Mays not only took the crown from his onetime fellow New York centerfielder Mantle, he never looked back. The career arcs are quite different for Mays and Mantle, with Mays trending upwards and then sustaining a peak level through the later years of his career. Mantle was the opposite, peaking early and then fading slightly through a combination of bad knees and late nights. Mays' defensive prowess kept the crown on his head until his offensive numbers completely collapsed.
Total WAR: 98.6
Trivia: From 1954, when he returned from the Army, to 1965, Mays lead the NL in WAR every year but two.
Perhaps Santo, who will be inducted into the Hall of Fame this July just over a year after his death, would have been in the Hall of Fame while he was living if we'd calculated the King of Baseball a few years ago. As Mays faded, Santo came into his own, leading a Cubs team that never quite got over the hump and into the postseason, but it was never Santo's fault for that.
Total WAR: 37.8
Trivia: The only player to play in more games during this block than Santo was his teammate and fellow Hall of Famer Billy Williams. They were the only players to break 800 games over the five seasons.
It's no surprise that "Yaz" held the crown, even for just a short time, given his tremendous all-around production, especially in his Triple Crown- and MVP-winning season of 1967, when he hit .326 with 44 home runs and 121 RBIs.
Total WAR: 44.7
Trivia: From 1965 to 1970, Yaz lead the AL in on-base percentage four times and slugging percentage three times.

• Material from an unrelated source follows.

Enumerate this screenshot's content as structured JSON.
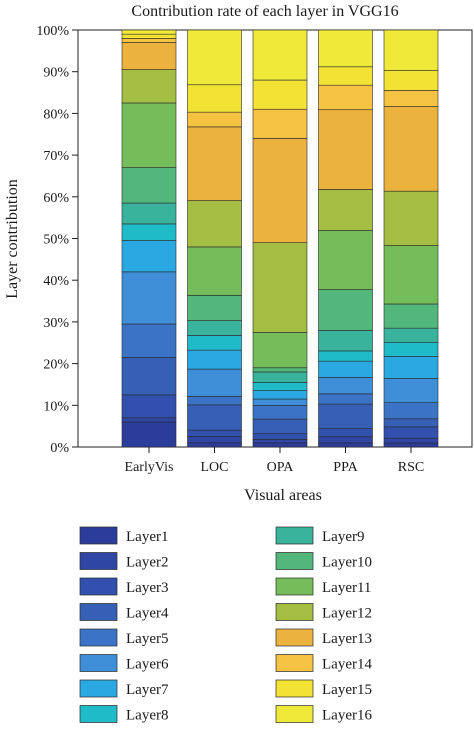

Clemente's legend can hardly be raised any higher, but being the first Latin King of Baseball is another feather in an inner circle career. Clemente's untimely death after the 1972 season probably didn't keep him from holding this title much longer since he was past his peak, though one or two more blocks is likely.
Total WAR: 31.2
Trivia: While few would dispute that Clemente deserves a spot on this list, this block actually excludes his best season by WAR, which was 8.2 wins in 1967. His is a crown of assiduousness more than abnormally outstanding play.
There's always one name on any list that functions as the headscratcher. While every other King could be argued, they're all clear baseball royalty. Bando, on the other hand, seems a pretender. Is this our Richard III in spikes? No, it seems he's more Phillip II, the forgotten king. Bando was a very solid player, finishing in the top five of MVP voting two times during this block (and another one year later.)
Total WAR: 33.6
Trivia: With Santo's admission into the Hall of Fame later this year, Bando is left as the only eligible player on this list since 1945 to not be in Cooperstown.